Een mRNA-vaccin heeft muizen beschermd tegen dodelijke darmbacteriën van C. difficile.
Clostridioides difficile is een berucht vervelende darminfectie, met weinig effectieve behandelingen en geen goedgekeurde vaccins. Maar dezelfde technologie die de eerste COVID-19-vaccins mogelijk heeft gemaakt, heeft in muizenexperimenten vroege beloftes getoond tegen deze dodelijke infectie, die elk jaar 30.000 mensen in de Verenigde Staten doodt.
Een mRNA-vaccin dat is ontworpen om C. difficile en de toxines die het produceert te richten, beschermde muizen tegen ernstige ziekte en dood na blootstelling aan dodelijke niveaus van de bacteriële ziekteverwekker, zo melden onderzoekers in Science van 4 oktober. Hoewel er veel meer onderzoek nodig is om te zien of het vaccin veilig en effectief is voor mensen, wijzen de resultaten erop dat een mRNA-vaccin zou kunnen slagen waar conventionele vaccins hebben gefaald.
Help ons verbeteren door onze 15-vragen lezersenquête in te vullen.
C. difficile is een opportunistische ziekteverwekker die vaak darmravage aanricht nadat een kuur met antibiotica gezonde darmbacteriën heeft verwijderd.

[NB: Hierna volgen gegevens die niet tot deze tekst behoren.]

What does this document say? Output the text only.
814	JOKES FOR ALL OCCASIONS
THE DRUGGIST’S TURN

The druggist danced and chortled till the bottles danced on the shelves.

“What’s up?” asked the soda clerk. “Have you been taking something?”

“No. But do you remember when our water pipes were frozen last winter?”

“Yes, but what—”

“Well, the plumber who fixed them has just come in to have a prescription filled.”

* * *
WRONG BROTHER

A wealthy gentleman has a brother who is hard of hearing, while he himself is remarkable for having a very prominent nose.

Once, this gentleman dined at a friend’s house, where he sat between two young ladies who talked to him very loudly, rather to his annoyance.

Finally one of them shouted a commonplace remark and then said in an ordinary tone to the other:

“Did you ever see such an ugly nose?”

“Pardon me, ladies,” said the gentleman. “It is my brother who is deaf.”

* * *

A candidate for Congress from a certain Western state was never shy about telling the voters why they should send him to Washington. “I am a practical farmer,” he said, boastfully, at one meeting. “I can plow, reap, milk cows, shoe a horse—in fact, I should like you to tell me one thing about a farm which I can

De bacterie besmet jaarlijks ongeveer 500.000 mensen in de Verenigde Staten, en de toxines die hij afscheidt kunnen van alles veroorzaken, van milde diarree tot sepsis en dood. Eenmaal geïnfecteerd, is het moeilijk om er vanaf te komen, omdat resistente sporen van antibiotica jarenlang in het lichaam kunnen blijven rondzweven. Onderzoekers hebben verschillende vaccins ontwikkeld die zijn ontworpen om het immuunsysteem voor te bereiden om C. difficile-toxines te herkennen, maar geen van hen heeft zich bijzonder effectief getoond.
Een team van onderzoekers van de Universiteit van Pennsylvania nam een nieuwe aanpak, door mRNA-technologie te gebruiken om een veelzijdig vaccin te ontwerpen dat zich richt op verschillende eiwitten die aan de basis liggen van C. difficile's vermogen om ziekte te veroorzaken. In laboratoriummuizen en hamsters veroorzaakte het mRNA-vaccin een krachtiger toename van verschillende immuuncellen - waaronder antilichamen, immunoglobulinen en T-cellen - dan traditionele versies van het vaccin.

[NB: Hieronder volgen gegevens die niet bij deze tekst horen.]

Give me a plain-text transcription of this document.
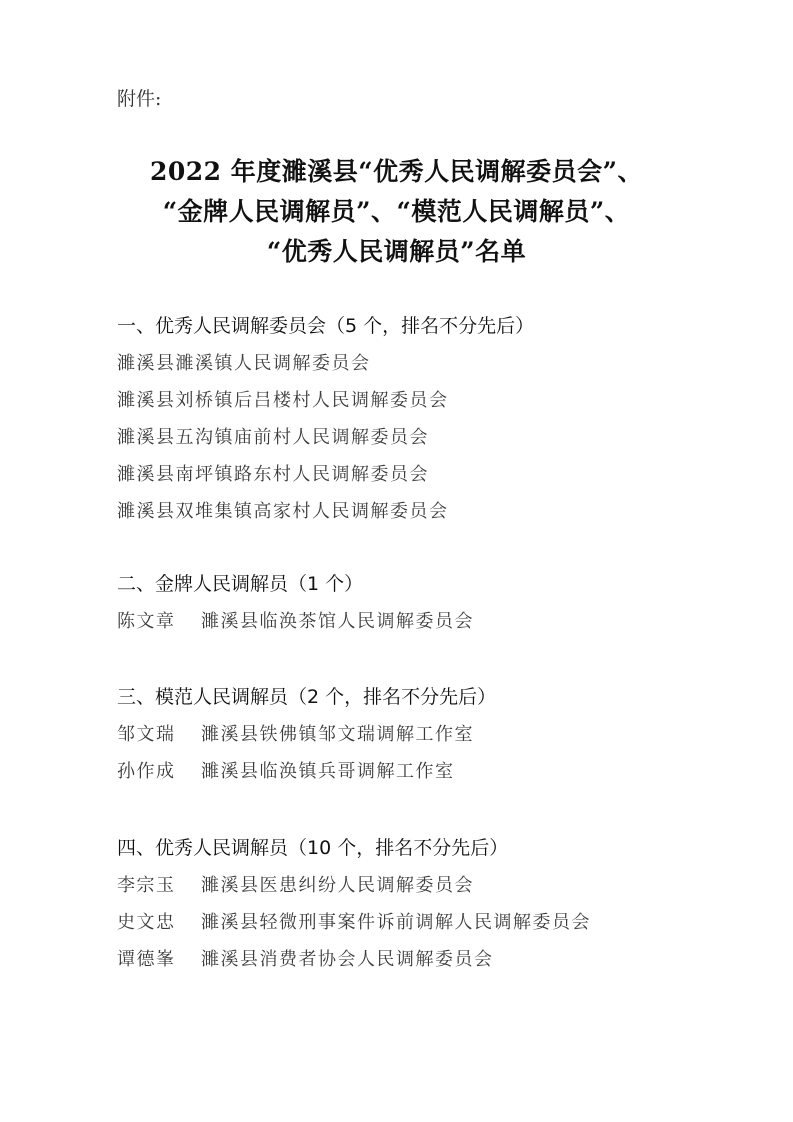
附件:
2022 年度濉溪县“优秀人民调解委员会”、
“金牌人民调解员”、“模范人民调解员”、
“优秀人民调解员”名单
一、优秀人民调解委员会（5 个，排名不分先后）
濉溪县濉溪镇人民调解委员会
濉溪县刘桥镇后吕楼村人民调解委员会
濉溪县五沟镇庙前村人民调解委员会
濉溪县南坪镇路东村人民调解委员会
濉溪县双堆集镇高家村人民调解委员会
二、金牌人民调解员（1 个）
陈文章 濉溪县临涣茶馆人民调解委员会
三、模范人民调解员（2 个，排名不分先后）
邹文瑞 濉溪县铁佛镇邹文瑞调解工作室
孙作成 濉溪县临涣镇兵哥调解工作室
四、优秀人民调解员（10 个，排名不分先后）
李宗玉 濉溪县医患纠纷人民调解委员会
史文忠 濉溪县轻微刑事案件诉前调解人民调解委员会
谭德峯 濉溪县消费者协会人民调解委员会
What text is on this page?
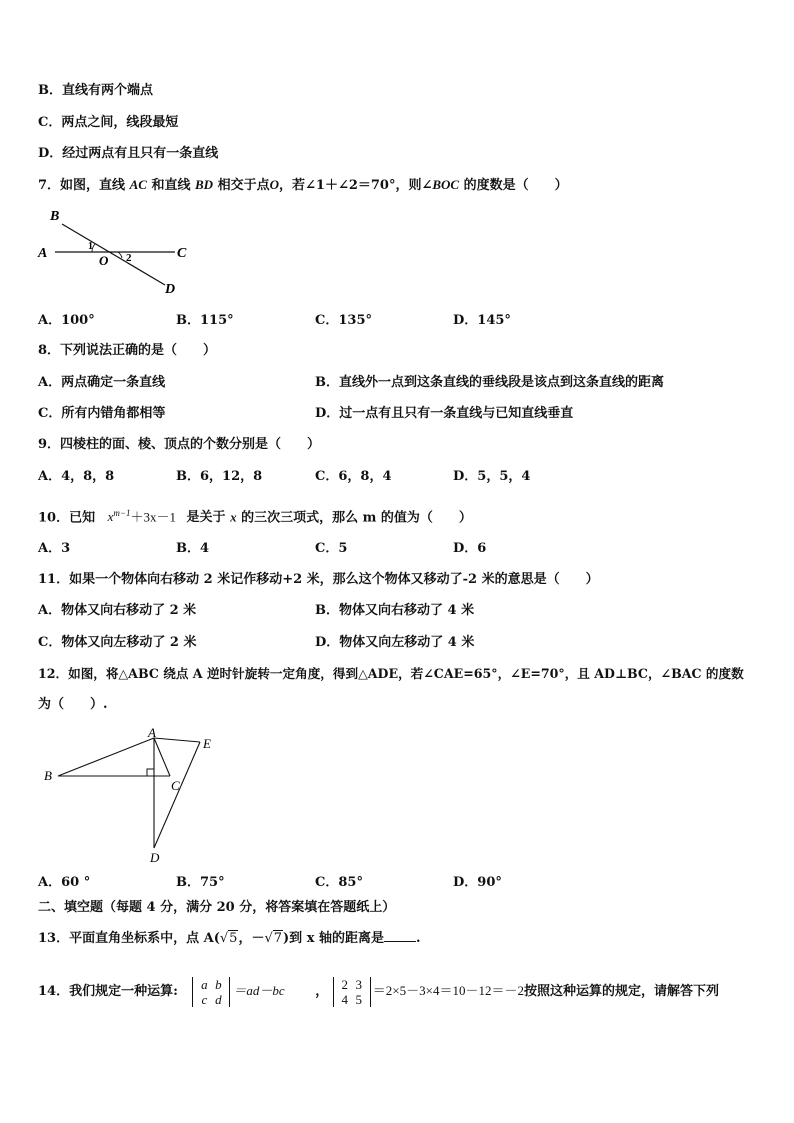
B．直线有两个端点
C．两点之间，线段最短
D．经过两点有且只有一条直线
7．如图，直线 AC 和直线 BD 相交于点O，若∠1＋∠2＝70°，则∠BOC 的度数是（　　）
B
A	C
D
O
1
2
A．100°	B．115°	C．135°	D．145°
8．下列说法正确的是（　　）
A．两点确定一条直线	B．直线外一点到这条直线的垂线段是该点到这条直线的距离
C．所有内错角都相等	D．过一点有且只有一条直线与已知直线垂直
9．四棱柱的面、棱、顶点的个数分别是（　　）
A．4，8，8	B．6，12，8	C．6，8，4	D．5，5，4
10．已知 $x^{m-1}+3x-1$ 是关于 x 的三次三项式，那么 m 的值为（　　）
A．3	B．4	C．5	D．6
11．如果一个物体向右移动 2 米记作移动+2 米，那么这个物体又移动了-2 米的意思是（　　）
A．物体又向右移动了 2 米	B．物体又向右移动了 4 米
C．物体又向左移动了 2 米	D．物体又向左移动了 4 米
12．如图，将△ABC 绕点 A 逆时针旋转一定角度，得到△ADE，若∠CAE=65°，∠E=70°，且 AD⊥BC，∠BAC 的度数
为（　　）.
A
B
C
D
E
A．60 °	B．75°	C．85°	D．90°
二、填空题（每题 4 分，满分 20 分，将答案填在答题纸上）
13．平面直角坐标系中，点 A(√5，－√7)到 x 轴的距离是 .
14．我们规定一种运算: a b
c d
＝ad－bc ， 2 3
4 5
＝2×5－3×4＝10－12＝－2按照这种运算的规定，请解答下列
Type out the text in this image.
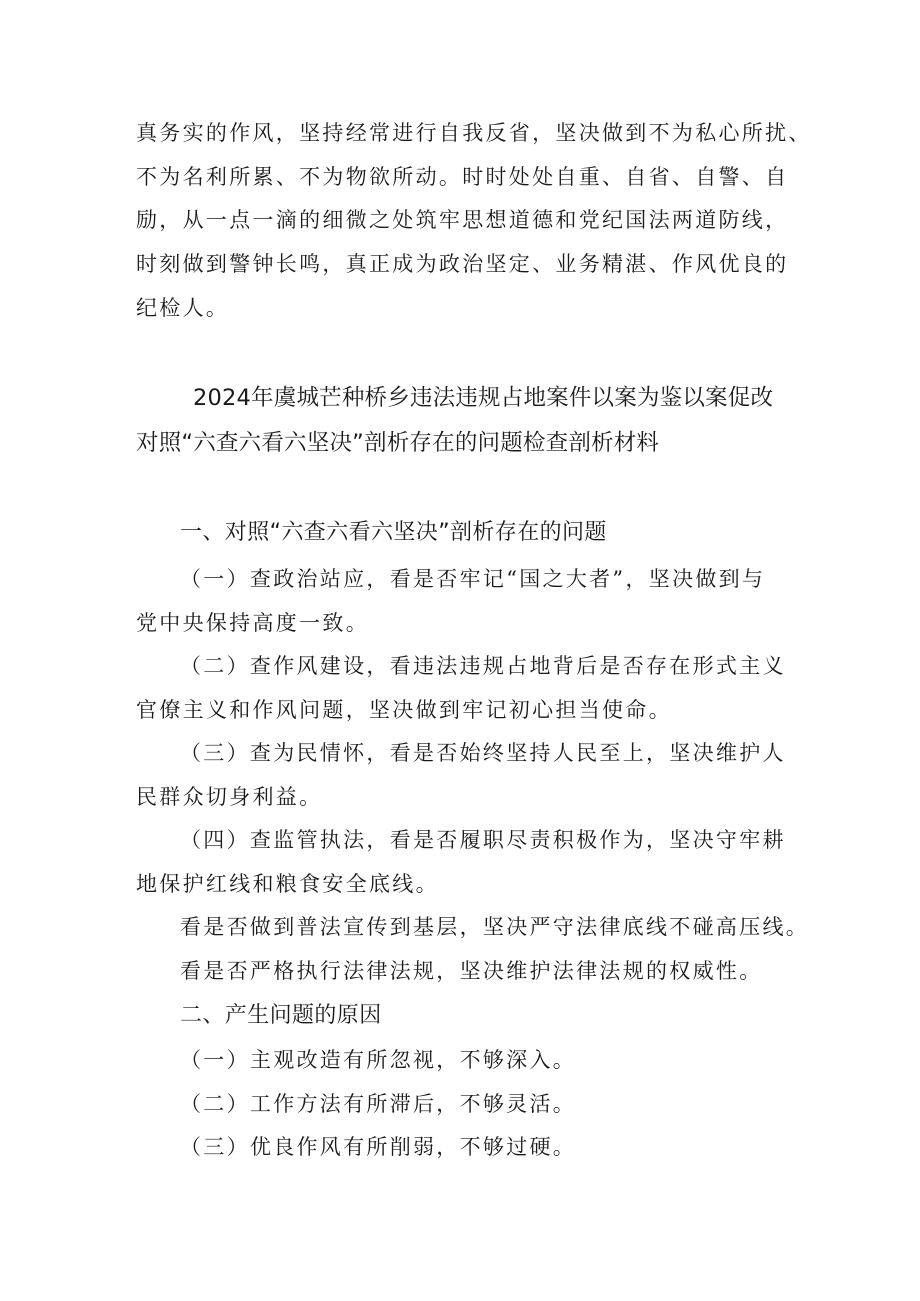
真务实的作风，坚持经常进行自我反省，坚决做到不为私心所扰、
不为名利所累、不为物欲所动。时时处处自重、自省、自警、自
励，从一点一滴的细微之处筑牢思想道德和党纪国法两道防线，
时刻做到警钟长鸣，真正成为政治坚定、业务精湛、作风优良的
纪检人。
2024年虞城芒种桥乡违法违规占地案件以案为鉴以案促改
对照“六查六看六坚决”剖析存在的问题检查剖析材料
一、对照“六查六看六坚决”剖析存在的问题
（一）查政治站应，看是否牢记“国之大者”，坚决做到与
党中央保持高度一致。
（二）查作风建设，看违法违规占地背后是否存在形式主义
官僚主义和作风问题，坚决做到牢记初心担当使命。
（三）查为民情怀，看是否始终坚持人民至上，坚决维护人
民群众切身利益。
（四）查监管执法，看是否履职尽责积极作为，坚决守牢耕
地保护红线和粮食安全底线。
看是否做到普法宣传到基层，坚决严守法律底线不碰高压线。
看是否严格执行法律法规，坚决维护法律法规的权威性。
二、产生问题的原因
（一）主观改造有所忽视，不够深入。
（二）工作方法有所滞后，不够灵活。
（三）优良作风有所削弱，不够过硬。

Dat brede immuunrespons betaalde zich uit. Volgens het onderzoek overleefden alle gevaccineerde muizen een zeer dodelijke dosis C. difficile, terwijl alle niet-gevaccineerde muizen na een paar dagen stierven. Gevaccineerde muizen raakten nog steeds besmet, maar vertoonden milde symptomen en herstelden snel. De immuunbescherming bleek duurzaam te zijn, aangezien gevaccineerde muizen die na zes maanden werden uitgedaagd met een tweede C. difficile-infectie het ongeveer net zo goed deden als de eerste keer.

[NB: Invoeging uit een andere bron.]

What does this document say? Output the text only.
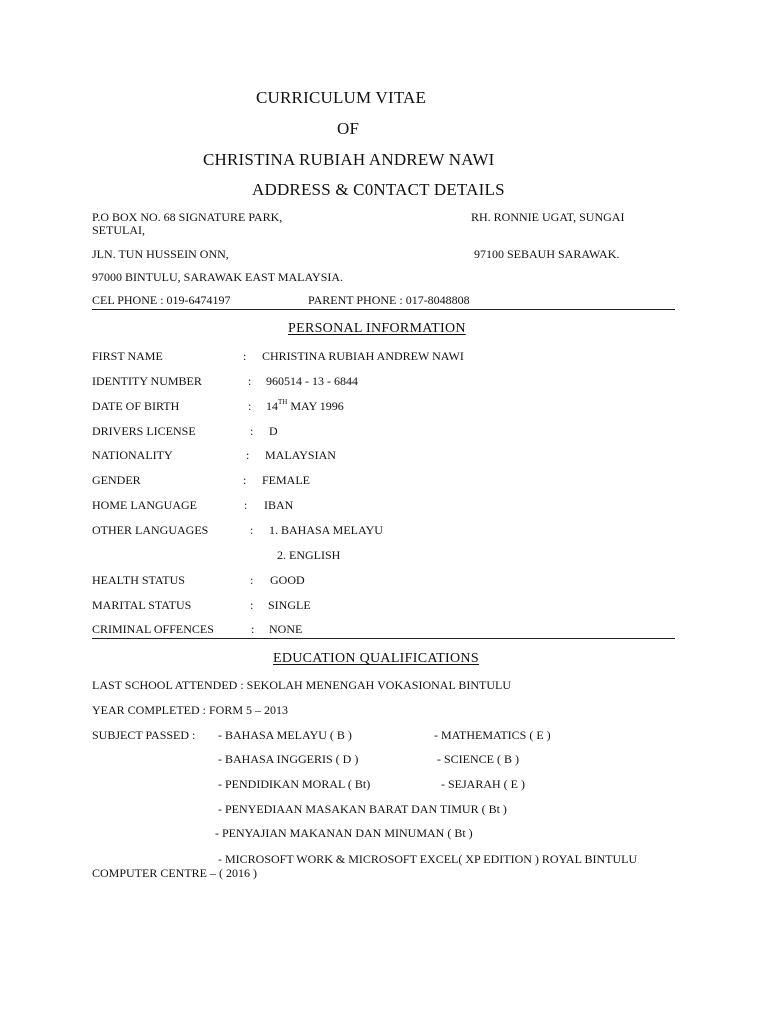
CURRICULUM VITAE
OF
CHRISTINA RUBIAH ANDREW NAWI
ADDRESS & C0NTACT DETAILS
P.O BOX NO. 68 SIGNATURE PARK,	RH. RONNIE UGAT, SUNGAI
SETULAI,
JLN. TUN HUSSEIN ONN,	97100 SEBAUH SARAWAK.
97000 BINTULU, SARAWAK EAST MALAYSIA.
CEL PHONE : 019-6474197	PARENT PHONE : 017-8048808
PERSONAL INFORMATION
FIRST NAME	: CHRISTINA RUBIAH ANDREW NAWI
IDENTITY NUMBER	: 960514 - 13 - 6844
DATE OF BIRTH	: 14TH MAY 1996
DRIVERS LICENSE	: D
NATIONALITY	: MALAYSIAN
GENDER	: FEMALE
HOME LANGUAGE	: IBAN
OTHER LANGUAGES	: 1. BAHASA MELAYU
2. ENGLISH
HEALTH STATUS	: GOOD
MARITAL STATUS	: SINGLE
CRIMINAL OFFENCES	: NONE
EDUCATION QUALIFICATIONS
LAST SCHOOL ATTENDED : SEKOLAH MENENGAH VOKASIONAL BINTULU
YEAR COMPLETED : FORM 5 – 2013
SUBJECT PASSED : - BAHASA MELAYU ( B )	- MATHEMATICS ( E )
- BAHASA INGGERIS ( D )	- SCIENCE ( B )
- PENDIDIKAN MORAL ( Bt)	- SEJARAH ( E )
- PENYEDIAAN MASAKAN BARAT DAN TIMUR ( Bt )
- PENYAJIAN MAKANAN DAN MINUMAN ( Bt )
- MICROSOFT WORK & MICROSOFT EXCEL( XP EDITION ) ROYAL BINTULU
COMPUTER CENTRE – ( 2016 )
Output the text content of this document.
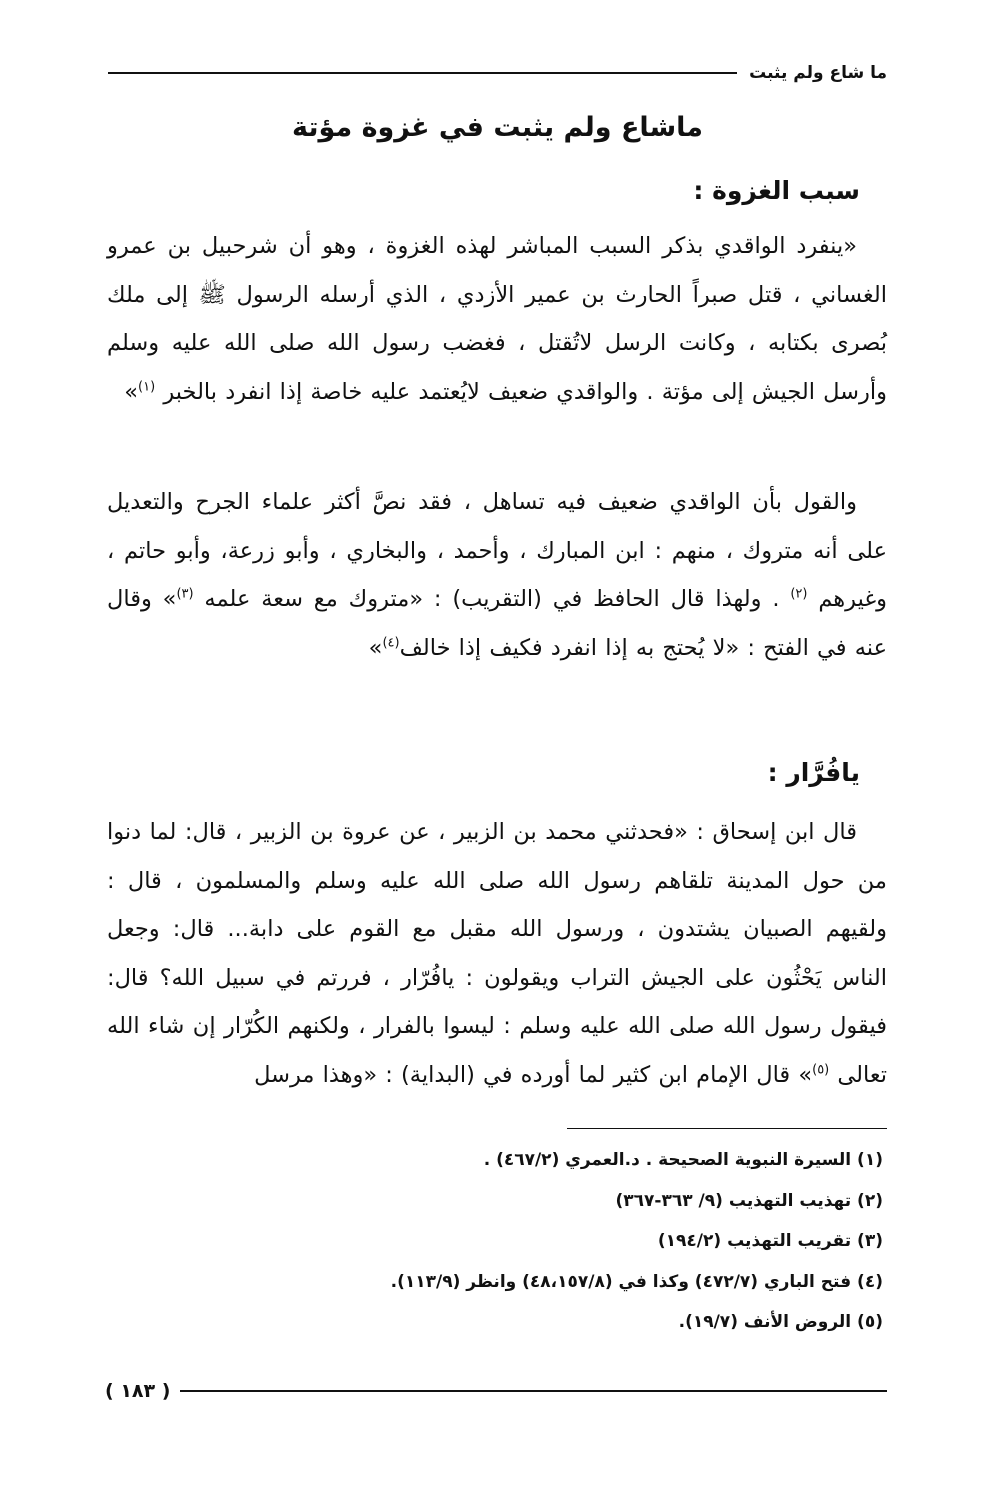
ما شاع ولم يثبت
ماشاع ولم يثبت في غزوة مؤتة
سبب الغزوة :
«ينفرد الواقدي بذكر السبب المباشر لهذه الغزوة ، وهو أن شرحبيل بن عمرو الغساني ، قتل صبراً الحارث بن عمير الأزدي ، الذي أرسله الرسول ﷺ إلى ملك بُصرى بكتابه ، وكانت الرسل لاتُقتل ، فغضب رسول الله صلى الله عليه وسلم وأرسل الجيش إلى مؤتة . والواقدي ضعيف لايُعتمد عليه خاصة إذا انفرد بالخبر $^{(١)}$»
والقول بأن الواقدي ضعيف فيه تساهل ، فقد نصَّ أكثر علماء الجرح والتعديل على أنه متروك ، منهم : ابن المبارك ، وأحمد ، والبخاري ، وأبو زرعة، وأبو حاتم ، وغيرهم $^{(٢)}$ . ولهذا قال الحافظ في (التقريب) : «متروك مع سعة علمه $^{(٣)}$» وقال عنه في الفتح : «لا يُحتج به إذا انفرد فكيف إذا خالف$^{(٤)}$»
يافُرَّار :
قال ابن إسحاق : «فحدثني محمد بن الزبير ، عن عروة بن الزبير ، قال: لما دنوا من حول المدينة تلقاهم رسول الله صلى الله عليه وسلم والمسلمون ، قال : ولقيهم الصبيان يشتدون ، ورسول الله مقبل مع القوم على دابة... قال: وجعل الناس يَحْثُون على الجيش التراب ويقولون : يافُرّار ، فررتم في سبيل الله؟ قال: فيقول رسول الله صلى الله عليه وسلم : ليسوا بالفرار ، ولكنهم الكُرّار إن شاء الله تعالى $^{(٥)}$» قال الإمام ابن كثير لما أورده في (البداية) : «وهذا مرسل
(١) السيرة النبوية الصحيحة . د.العمري (٤٦٧/٢) .
(٢) تهذيب التهذيب (٩/ ٣٦٣-٣٦٧)
(٣) تقريب التهذيب (١٩٤/٢)
(٤) فتح الباري (٤٧٢/٧) وكذا في (٤٨،١٥٧/٨) وانظر (١١٣/٩).
(٥) الروض الأنف (١٩/٧).
( ١٨٣ )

Behandelingen die werken bij muizen falen vaak bij mensen, hoewel de onderzoekers wel hebben ontdekt dat het mRNA-vaccin een immuunrespons opwekte bij twee resusapen. Toch erkennen de onderzoekers dat deze vaccins moeten worden getest op "vuile muizen", die een meer natuurlijk immuunsysteem hebben dan laboratoriummuizen, voordat ze klaar zijn voor menselijke proeven.